Cela se passe partout, juste sous notre nez, dans les banlieues, les villes et les villages à travers le pays.

Comme le souligne Ernie Allen du National Center for Missing and Exploited Children, « La seule façon de ne pas trouver cela dans une ville américaine est tout simplement de ne pas le chercher ».

Ne vous trompez pas en pensant qu’il ne s’agit que d’une préoccupation pour les communautés à faible revenu ou les immigrants. Ce n’est pas le cas .

On estime qu’il y a  entre 100 000 et 150 000 enfants travailleurs du sexe mineurs aux États-Unis  . Ces enfants ne se portent pas volontaires pour être des esclaves sexuels. Ils y sont attirés – forcés – trafiqués. Dans la plupart des cas, ils n’ont pas le choix.

L’âge moyen des personnes victimes de la traite est de 13 ans. Pourtant, comme l’a souligné le responsable d’un groupe qui lutte contre la traite, « réfléchissons à ce que signifie la moyenne. Cela signifie qu’il y a des enfants de moins de 13  ans. Cela signifie des enfants de 8, 9 et 10 ans. « 

« Pour 10 femmes secourues, il y a 50 à 100 femmes de plus qui sont amenées par les trafiquants. Malheureusement, ils n’ont plus 18 ou 20 ans », note une victime de la traite de 25 ans. « Ce sont des mineurs d’à peine 13 ans qui sont victimes de la traite.  Ce sont des petites filles et des petits garçons.
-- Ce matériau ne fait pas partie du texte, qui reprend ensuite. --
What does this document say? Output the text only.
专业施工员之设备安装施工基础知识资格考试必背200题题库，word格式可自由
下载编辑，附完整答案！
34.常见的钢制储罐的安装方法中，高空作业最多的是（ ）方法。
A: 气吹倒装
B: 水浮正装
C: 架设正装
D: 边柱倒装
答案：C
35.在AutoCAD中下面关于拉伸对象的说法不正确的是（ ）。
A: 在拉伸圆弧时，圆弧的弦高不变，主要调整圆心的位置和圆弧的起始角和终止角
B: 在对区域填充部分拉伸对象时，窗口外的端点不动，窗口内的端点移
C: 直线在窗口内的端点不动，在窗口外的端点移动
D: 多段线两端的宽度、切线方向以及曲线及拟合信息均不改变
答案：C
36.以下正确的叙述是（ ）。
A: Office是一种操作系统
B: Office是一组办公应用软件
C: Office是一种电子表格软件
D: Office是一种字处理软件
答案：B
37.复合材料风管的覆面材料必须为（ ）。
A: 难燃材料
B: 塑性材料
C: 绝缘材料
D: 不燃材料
« Dans un marché qui vend des talons hauts pour les bébés et des tongs pour les préadolescents, il ne faut pas être un génie pour voir que  le sexe, sinon le porno, a envahi nos vies « , conclut Bennett  « Que nous l’apprécions ou non, la télévision l’apporte dans nos salons et le Web l’apporte dans nos chambres. Selon une étude de 2007 de l’Université de l’Alberta, jusqu’à 90 % des garçons et 70 % des filles âgés de 13 à 14 ans ont accédé au moins une fois à du contenu sexuellement explicite.
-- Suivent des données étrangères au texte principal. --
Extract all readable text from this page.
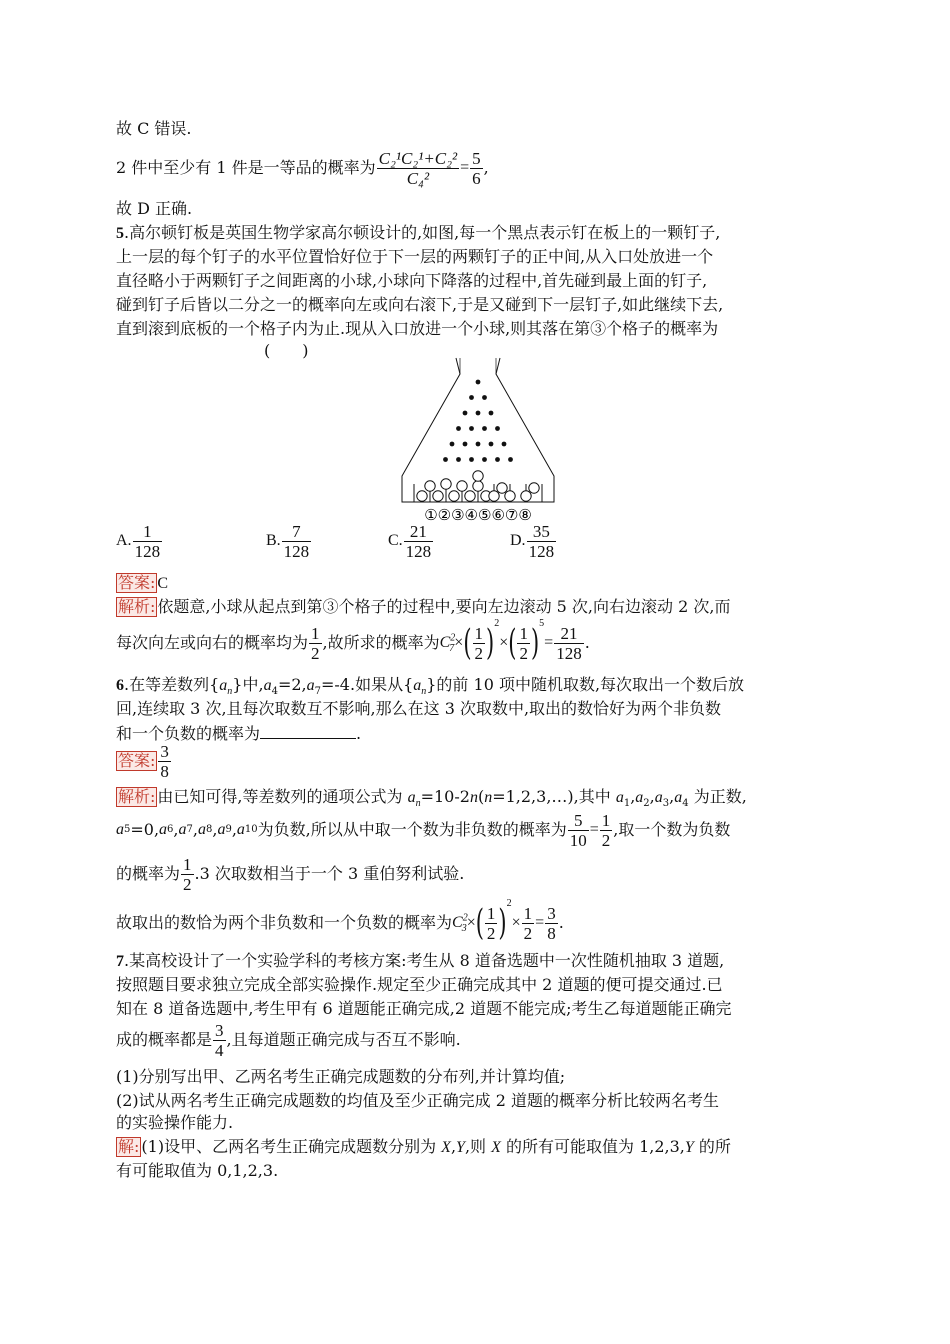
故 C 错误.
2 件中至少有 1 件是一等品的概率为 $\frac{\text{C₂¹C₂¹+C₂²}}{\text{C₄²}} = \frac{5}{6}$ ,
故 D 正确.
5.高尔顿钉板是英国生物学家高尔顿设计的,如图,每一个黑点表示钉在板上的一颗钉子,
上一层的每个钉子的水平位置恰好位于下一层的两颗钉子的正中间,从入口处放进一个
直径略小于两颗钉子之间距离的小球,小球向下降落的过程中,首先碰到最上面的钉子,
碰到钉子后皆以二分之一的概率向左或向右滚下,于是又碰到下一层钉子,如此继续下去,
直到滚到底板的一个格子内为止.现从入口放进一个小球,则其落在第③个格子的概率为
(　　)
①②③④⑤⑥⑦⑧
A. $\frac{1}{128}$	B. $\frac{7}{128}$	C. $\frac{21}{128}$	D. $\frac{35}{128}$
答案: C
解析: 依题意,小球从起点到第③个格子的过程中,要向左边滚动 5 次,向右边滚动 2 次,而
每次向左或向右的概率均为 $\frac{1}{2}$ ,故所求的概率为 $C^2_7$ × ( $\frac{1}{2}$ ) 2
× ( $\frac{1}{2}$ ) 5
= $\frac{21}{128}$ .
6.在等差数列$\{a_n\}$中$,a_4=2,a_7=-4$.如果从$\{a_n\}$的前 10 项中随机取数,每次取出一个数后放
回,连续取 3 次,且每次取数互不影响,那么在这 3 次取数中,取出的数恰好为两个非负数
和一个负数的概率为	.
答案: $\frac{3}{8}$
解析: 由已知可得,等差数列的通项公式为 $a_n=10-2n(n=1,2,3,\dots)$,其中 $a_1,a_2,a_3,a_4$ 为正数,
a 5 =0, a 6 , a 7 , a 8 , a 9 , a 10 为负数,所以从中取一个数为非负数的概率为 $\frac{5}{10} = \frac{1}{2}$ ,取一个数为负数
的概率为 $\frac{1}{2} .3$ 次取数相当于一个 3 重伯努利试验.
故取出的数恰为两个非负数和一个负数的概率为 $C^2_3$ × ( $\frac{1}{2}$ ) 2
× $\frac{1}{2} = \frac{3}{8}$ .
7.某高校设计了一个实验学科的考核方案:考生从 8 道备选题中一次性随机抽取 3 道题,
按照题目要求独立完成全部实验操作.规定至少正确完成其中 2 道题的便可提交通过.已
知在 8 道备选题中,考生甲有 6 道题能正确完成,2 道题不能完成;考生乙每道题能正确完
成的概率都是 $\frac{3}{4}$ ,且每道题正确完成与否互不影响.
(1)分别写出甲、乙两名考生正确完成题数的分布列,并计算均值;
(2)试从两名考生正确完成题数的均值及至少正确完成 2 道题的概率分析比较两名考生
的实验操作能力.
解: (1)设甲、乙两名考生正确完成题数分别为 X,Y,则 X 的所有可能取值为 1,2,3,Y 的所
有可能取值为 0,1,2,3.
En d’autres termes, la culture prépare ces jeunes à être la proie des prédateurs sexuels. Et puis nous nous demandons pourquoi nos jeunes femmes sont la proie, la traite et la maltraitance ?
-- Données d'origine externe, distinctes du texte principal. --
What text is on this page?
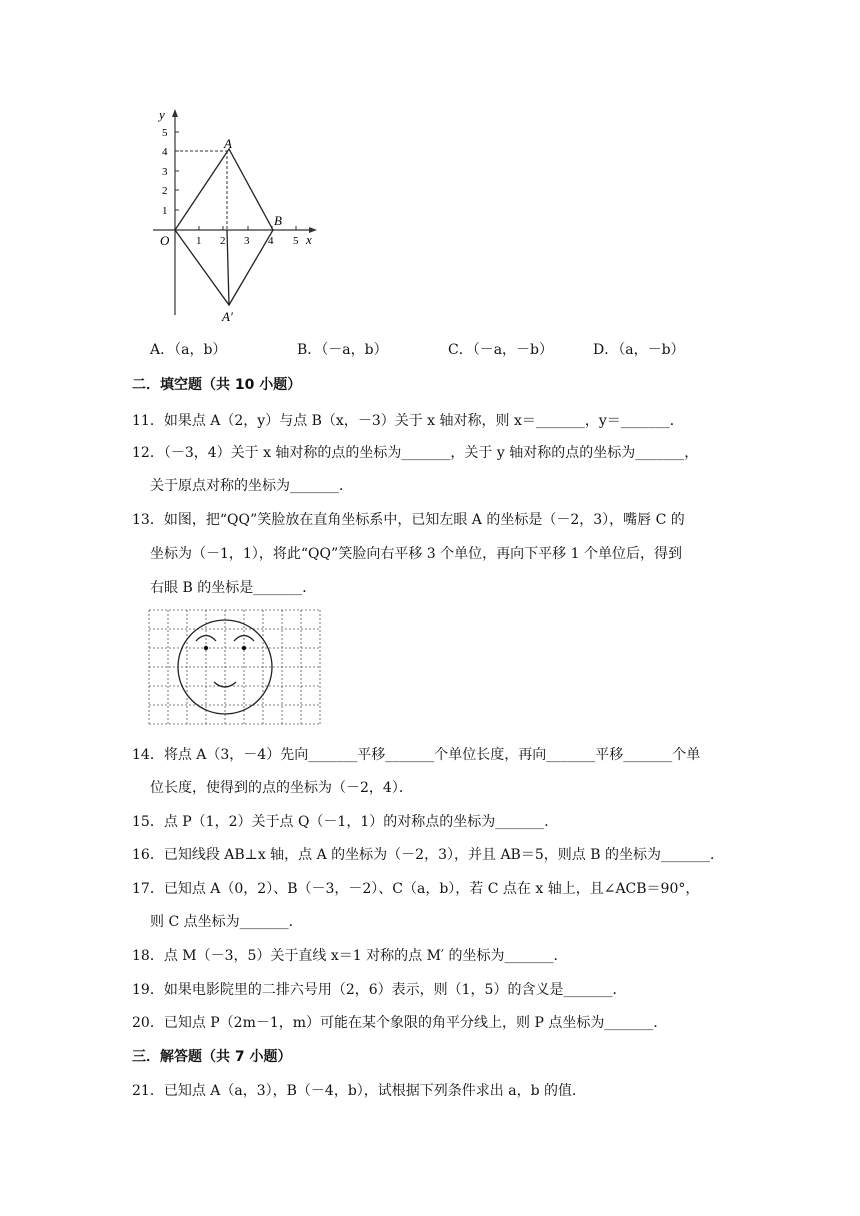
y
x
O
5
4
3
2
1
1 2 3 4 5
A
B
A′
A．（a，b）	B．（－a，b）	C．（－a，－b）	D．（a，－b）
二．填空题（共 10 小题）
11．如果点 A（2，y）与点 B（x，－3）关于 x 轴对称，则 x＝_______，y＝_______．
12．（－3，4）关于 x 轴对称的点的坐标为_______，关于 y 轴对称的点的坐标为_______，
关于原点对称的坐标为_______．
13．如图，把“QQ”笑脸放在直角坐标系中，已知左眼 A 的坐标是（－2，3），嘴唇 C 的
坐标为（－1，1），将此“QQ”笑脸向右平移 3 个单位，再向下平移 1 个单位后，得到
右眼 B 的坐标是_______．
14．将点 A（3，－4）先向_______平移_______个单位长度，再向_______平移_______个单
位长度，使得到的点的坐标为（－2，4）．
15．点 P（1，2）关于点 Q（－1，1）的对称点的坐标为_______．
16．已知线段 AB⊥x 轴，点 A 的坐标为（－2，3），并且 AB＝5，则点 B 的坐标为_______．
17．已知点 A（0，2）、B（－3，－2）、C（a，b），若 C 点在 x 轴上，且∠ACB＝90°，
则 C 点坐标为_______．
18．点 M（－3，5）关于直线 x＝1 对称的点 M′ 的坐标为_______．
19．如果电影院里的二排六号用（2，6）表示，则（1，5）的含义是_______．
20．已知点 P（2m－1，m）可能在某个象限的角平分线上，则 P 点坐标为_______．
三．解答题（共 7 小题）
21．已知点 A（a，3），B（－4，b），试根据下列条件求出 a，b 的值．
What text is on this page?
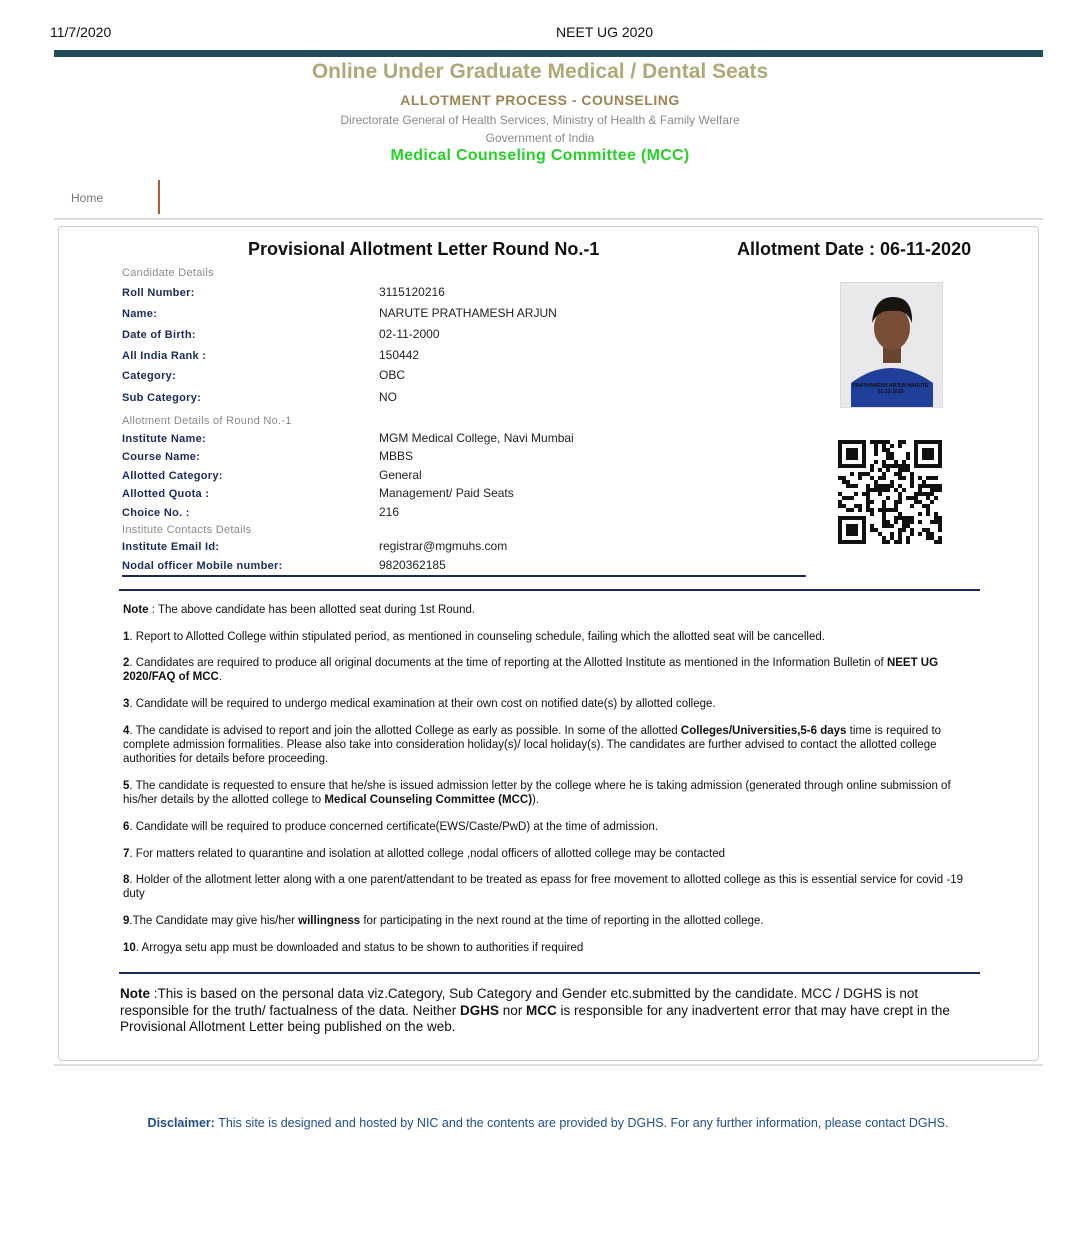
11/7/2020	NEET UG 2020
Online Under Graduate Medical / Dental Seats
ALLOTMENT PROCESS - COUNSELING
Directorate General of Health Services, Ministry of Health & Family Welfare
Government of India
Medical Counseling Committee (MCC)
Home
Provisional Allotment Letter Round No.-1	Allotment Date : 06-11-2020
Candidate Details
Roll Number:	3115120216
Name:	NARUTE PRATHAMESH ARJUN
Date of Birth:	02-11-2000
All India Rank :	150442
Category:	OBC
Sub Category:	NO
PRATHAMESH ARJUN NARUTE
01-12-2019
Allotment Details of Round No.-1
Institute Name:	MGM Medical College, Navi Mumbai
Course Name:	MBBS
Allotted Category:	General
Allotted Quota :	Management/ Paid Seats
Choice No. :	216
Institute Contacts Details
Institute Email Id:	registrar@mgmuhs.com
Nodal officer Mobile number:	9820362185
Note : The above candidate has been allotted seat during 1st Round.
1. Report to Allotted College within stipulated period, as mentioned in counseling schedule, failing which the allotted seat will be cancelled.
2. Candidates are required to produce all original documents at the time of reporting at the Allotted Institute as mentioned in the Information Bulletin of NEET UG 2020/FAQ of MCC.
3. Candidate will be required to undergo medical examination at their own cost on notified date(s) by allotted college.
4. The candidate is advised to report and join the allotted College as early as possible. In some of the allotted Colleges/Universities,5-6 days time is required to complete admission formalities. Please also take into consideration holiday(s)/ local holiday(s). The candidates are further advised to contact the allotted college authorities for details before proceeding.
5. The candidate is requested to ensure that he/she is issued admission letter by the college where he is taking admission (generated through online submission of his/her details by the allotted college to Medical Counseling Committee (MCC)).
6. Candidate will be required to produce concerned certificate(EWS/Caste/PwD) at the time of admission.
7. For matters related to quarantine and isolation at allotted college ,nodal officers of allotted college may be contacted
8. Holder of the allotment letter along with a one parent/attendant to be treated as epass for free movement to allotted college as this is essential service for covid -19 duty
9.The Candidate may give his/her willingness for participating in the next round at the time of reporting in the allotted college.
10. Arrogya setu app must be downloaded and status to be shown to authorities if required
Note :This is based on the personal data viz.Category, Sub Category and Gender etc.submitted by the candidate. MCC / DGHS is not responsible for the truth/ factualness of the data. Neither DGHS nor MCC is responsible for any inadvertent error that may have crept in the Provisional Allotment Letter being published on the web.
Disclaimer: This site is designed and hosted by NIC and the contents are provided by DGHS. For any further information, please contact DGHS.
Ceux qui sont vendus pour le sexe ont une  espérance de vie moyenne de sept ans , et ces années sont un cauchemar vivant de viols sans fin, de drogues forcées, d’humiliations, de dégradations, de menaces, de maladies, de grossesses, d’avortements, de fausses couches, de torture, de douleur et toujours de la constante peur d’être tué ou, pire, que ceux que vous aimez soient blessés ou tués.